The series focuses on the Locke family, specifically on the three Locke children as they wrestle with their mother’s assault and father’s death. There are all sorts of interesting ties between the murderer and the victim, but it turns out that there is a much more supernatural element here. The Locke family moves back to Lovecraft, MA, where the kids start spreading out into their sprawling estate. It’s spooky, but not overly so, in fact, it seems like a pretty great place to live if it wasn’t for the creature in the old well house and the door that turns you into a ghost. And heck, who wouldn’t want to try out being a ghost?
Hill does a nice job getting in the heads of each of the core characters, but he’s not neglecting the rest of the world either. I really enjoy seeing the strength in Locke family matriarch and in the kids’ uncle. They aren’t privy to the toughest parts of the kids’ lives, but they’re doing their best.
After the first collection, I have absolutely no idea where this is going. The creature in the well is certainly giving me some Ring vibes, but it seems there is more than that going on. I’m happy to see the story sort of resolve after the first six issues, but with lots of threads for later. Growing up in the same town your mysterious Dad did is a sure recipe for lots of interesting supporting characters.

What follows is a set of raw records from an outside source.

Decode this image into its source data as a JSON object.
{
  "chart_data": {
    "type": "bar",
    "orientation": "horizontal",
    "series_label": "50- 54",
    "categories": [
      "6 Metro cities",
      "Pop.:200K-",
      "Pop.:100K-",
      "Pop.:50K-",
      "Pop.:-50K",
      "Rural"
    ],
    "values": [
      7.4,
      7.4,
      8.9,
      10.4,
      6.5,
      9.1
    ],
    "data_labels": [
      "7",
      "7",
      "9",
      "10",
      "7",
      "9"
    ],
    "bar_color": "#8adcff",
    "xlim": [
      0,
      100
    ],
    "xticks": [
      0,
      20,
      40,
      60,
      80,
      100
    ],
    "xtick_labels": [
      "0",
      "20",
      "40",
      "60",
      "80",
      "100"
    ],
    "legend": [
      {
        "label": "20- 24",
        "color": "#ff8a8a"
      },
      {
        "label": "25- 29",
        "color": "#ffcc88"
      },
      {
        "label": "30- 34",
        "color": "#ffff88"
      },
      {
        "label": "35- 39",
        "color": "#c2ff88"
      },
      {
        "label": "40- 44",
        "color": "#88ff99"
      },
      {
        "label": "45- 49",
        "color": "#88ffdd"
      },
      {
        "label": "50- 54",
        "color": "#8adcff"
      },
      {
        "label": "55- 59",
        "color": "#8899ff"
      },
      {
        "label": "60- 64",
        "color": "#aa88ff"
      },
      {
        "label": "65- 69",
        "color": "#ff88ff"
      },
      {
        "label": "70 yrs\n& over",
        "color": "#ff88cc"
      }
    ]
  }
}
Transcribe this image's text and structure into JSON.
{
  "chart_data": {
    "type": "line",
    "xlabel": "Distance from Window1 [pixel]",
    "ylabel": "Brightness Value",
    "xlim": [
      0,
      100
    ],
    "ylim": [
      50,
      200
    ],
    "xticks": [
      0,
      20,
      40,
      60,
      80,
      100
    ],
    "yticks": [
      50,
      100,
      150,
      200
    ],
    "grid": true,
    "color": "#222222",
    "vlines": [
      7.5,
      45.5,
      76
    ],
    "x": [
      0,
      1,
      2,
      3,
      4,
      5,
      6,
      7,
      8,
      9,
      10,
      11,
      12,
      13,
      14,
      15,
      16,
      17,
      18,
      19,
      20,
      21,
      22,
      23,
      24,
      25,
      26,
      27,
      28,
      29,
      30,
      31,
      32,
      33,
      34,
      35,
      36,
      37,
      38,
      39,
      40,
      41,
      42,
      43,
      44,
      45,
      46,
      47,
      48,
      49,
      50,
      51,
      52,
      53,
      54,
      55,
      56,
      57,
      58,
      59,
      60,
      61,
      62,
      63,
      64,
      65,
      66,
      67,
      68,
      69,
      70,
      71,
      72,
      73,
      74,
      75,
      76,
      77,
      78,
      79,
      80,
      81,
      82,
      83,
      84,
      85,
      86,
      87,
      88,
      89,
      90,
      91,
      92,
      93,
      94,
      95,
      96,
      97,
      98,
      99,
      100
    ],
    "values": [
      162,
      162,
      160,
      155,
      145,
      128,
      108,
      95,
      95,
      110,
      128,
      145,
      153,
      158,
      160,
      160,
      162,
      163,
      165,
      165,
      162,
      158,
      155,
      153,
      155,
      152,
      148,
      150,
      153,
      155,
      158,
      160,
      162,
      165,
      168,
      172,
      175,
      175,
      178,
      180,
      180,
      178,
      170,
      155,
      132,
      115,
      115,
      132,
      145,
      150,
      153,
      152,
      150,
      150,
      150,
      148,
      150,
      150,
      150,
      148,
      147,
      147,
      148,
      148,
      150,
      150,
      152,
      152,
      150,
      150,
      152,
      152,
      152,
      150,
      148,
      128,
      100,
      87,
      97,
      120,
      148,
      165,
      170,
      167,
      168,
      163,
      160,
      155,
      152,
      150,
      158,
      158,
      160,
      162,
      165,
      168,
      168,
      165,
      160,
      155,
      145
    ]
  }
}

Gabriel Rodriguez has a nice style, with big expressive eyes and clear lines. At times the art gets a bit cartoony, especially when drawing Bode, the youngest Locke. That said, some of the elements in this horror story would be too upsetting if drawn realistically. His storytelling is clear, it will be neat seeing if the colors and tone of the art continues or adjusts to the dark subject matter.